The point is not that the idea is worthless. The point is how far a claim can travel on charm with no evidence underneath it, which is exactly why you evaluate the advice book before you obey it.

How to run the Claim-to-Source test on any advice you are given

You do not need me to maintain this database for you. You need the four questions I run on everything, and you can say them out loud the next time someone hands you a rule about men.

Says who? Where did this first come from? Does the source actually say it, or did someone flatten it into a slogan? And does it match what I can watch him do over four weeks?

That is the whole method. Say who traces the claim to a person or a study. Where it came from separates a finding from a vibe. Does the source say it catches the distortions, because the headline and the paper disagree constantly. And the four-week test is your own primary source, the only one that is actually about your actual man.
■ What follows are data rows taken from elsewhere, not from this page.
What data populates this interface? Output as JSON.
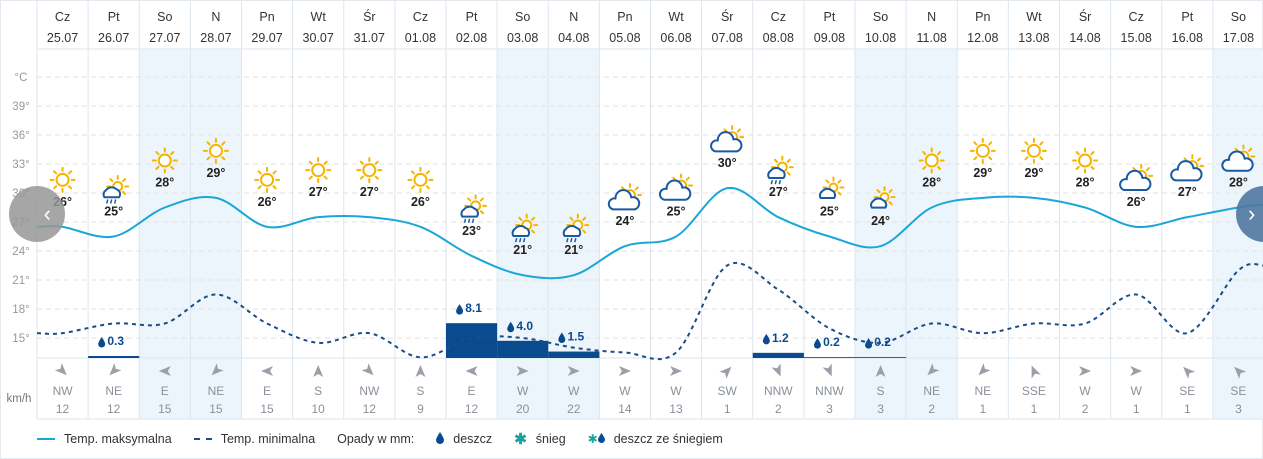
{
  "colors": {
    "max_line": "#1aa6d9",
    "min_line": "#1a4d8a",
    "precip": "#0a4b8f",
    "weekend": "#edf5fc",
    "grid": "#dde6ee",
    "sun": "#f5b400",
    "cloud": "#1a5aa0"
  },
  "axis": {
    "unit_label": "°C",
    "wind_unit": "km/h"
  },
  "chart_data": {
    "type": "line",
    "title": "",
    "ylabel": "°C",
    "ylim": [
      12,
      42
    ],
    "yticks": [
      "39°",
      "36°",
      "33°",
      "30°",
      "27°",
      "24°",
      "21°",
      "18°",
      "15°"
    ],
    "grid": true,
    "days": [
      "Cz",
      "Pt",
      "So",
      "N",
      "Pn",
      "Wt",
      "Śr",
      "Cz",
      "Pt",
      "So",
      "N",
      "Pn",
      "Wt",
      "Śr",
      "Cz",
      "Pt",
      "So",
      "N",
      "Pn",
      "Wt",
      "Śr",
      "Cz",
      "Pt",
      "So"
    ],
    "dates": [
      "25.07",
      "26.07",
      "27.07",
      "28.07",
      "29.07",
      "30.07",
      "31.07",
      "01.08",
      "02.08",
      "03.08",
      "04.08",
      "05.08",
      "06.08",
      "07.08",
      "08.08",
      "09.08",
      "10.08",
      "11.08",
      "12.08",
      "13.08",
      "14.08",
      "15.08",
      "16.08",
      "17.08"
    ],
    "weekend": [
      false,
      false,
      true,
      true,
      false,
      false,
      false,
      false,
      false,
      true,
      true,
      false,
      false,
      false,
      false,
      false,
      true,
      true,
      false,
      false,
      false,
      false,
      false,
      true
    ],
    "icons": [
      "sun",
      "sun-rain",
      "sun",
      "sun",
      "sun",
      "sun",
      "sun",
      "sun",
      "sun-rain",
      "sun-rain",
      "sun-rain",
      "sun-cloud",
      "sun-cloud",
      "sun-cloud",
      "sun-rain",
      "sun-cloud-small",
      "sun-cloud-small",
      "sun",
      "sun",
      "sun",
      "sun",
      "sun-cloud",
      "sun-cloud",
      "sun-cloud"
    ],
    "series": [
      {
        "name": "Temp. maksymalna",
        "values": [
          26,
          25,
          28,
          29,
          26,
          27,
          27,
          26,
          23,
          21,
          21,
          24,
          25,
          30,
          27,
          25,
          24,
          28,
          29,
          29,
          28,
          26,
          27,
          28
        ],
        "labels": [
          "26°",
          "25°",
          "28°",
          "29°",
          "26°",
          "27°",
          "27°",
          "26°",
          "23°",
          "21°",
          "21°",
          "24°",
          "25°",
          "30°",
          "27°",
          "25°",
          "24°",
          "28°",
          "29°",
          "29°",
          "28°",
          "26°",
          "27°",
          "28°"
        ]
      },
      {
        "name": "Temp. minimalna",
        "values": [
          15.5,
          16.5,
          16.5,
          19.5,
          16.5,
          14.5,
          15.5,
          13,
          15,
          15,
          14,
          13.5,
          13.5,
          22.5,
          20,
          16,
          14.5,
          16.5,
          15.5,
          16.5,
          16.5,
          19.5,
          15.5,
          22
        ]
      }
    ],
    "precipitation": {
      "values": [
        null,
        0.3,
        null,
        null,
        null,
        null,
        null,
        null,
        8.1,
        4.0,
        1.5,
        null,
        null,
        null,
        1.2,
        0.2,
        0.2,
        null,
        null,
        null,
        null,
        null,
        null,
        null
      ],
      "labels": [
        "",
        "0.3",
        "",
        "",
        "",
        "",
        "",
        "",
        "8.1",
        "4.0",
        "1.5",
        "",
        "",
        "",
        "1.2",
        "0.2",
        "0.2",
        "",
        "",
        "",
        "",
        "",
        "",
        ""
      ]
    },
    "wind_dir": [
      "NW",
      "NE",
      "E",
      "NE",
      "E",
      "S",
      "NW",
      "S",
      "E",
      "W",
      "W",
      "W",
      "W",
      "SW",
      "NNW",
      "NNW",
      "S",
      "NE",
      "NE",
      "SSE",
      "W",
      "W",
      "SE",
      "SE"
    ],
    "wind_speed": [
      "12",
      "12",
      "15",
      "15",
      "15",
      "10",
      "12",
      "9",
      "12",
      "20",
      "22",
      "14",
      "13",
      "1",
      "2",
      "3",
      "3",
      "2",
      "1",
      "1",
      "2",
      "1",
      "1",
      "3"
    ]
  },
  "legend": {
    "max": "Temp. maksymalna",
    "min": "Temp. minimalna",
    "precip_title": "Opady w mm:",
    "rain": "deszcz",
    "snow": "śnieg",
    "sleet": "deszcz ze śniegiem"
  },
  "nav": {
    "prev": "‹",
    "next": "›"
  }
}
Advice that survives all four is worth using. Advice that dies at the first question was never advice. It was content. For the longer version of this filter, how to judge whether relationship advice is evidence based walks it step by step, and the research review on busy-relationship communication shows what the sourced end of the spectrum looks like.

What this tracker cannot tell you

It cannot tell you whether he loves you. No study can. A verdict on a claim is not a verdict on your relationship.

It also cannot promise that a supported claim applies to your exact situation, because a finding about couples on average is not a prediction about one specific man on one specific Tuesday. Evidence tells you which rules are worth taking seriously. It does not tell you what to do. That part is yours.

What it can do is stop you from surrendering your judgment to a stranger who sounded certain. Most of the advice that has hurt you was not evil. It was just unsourced, repeated, and delivered with confidence you mistook for authority.

You get to ask for the receipt now. And when there is no receipt, you get to walk away from the rule without arguing about it.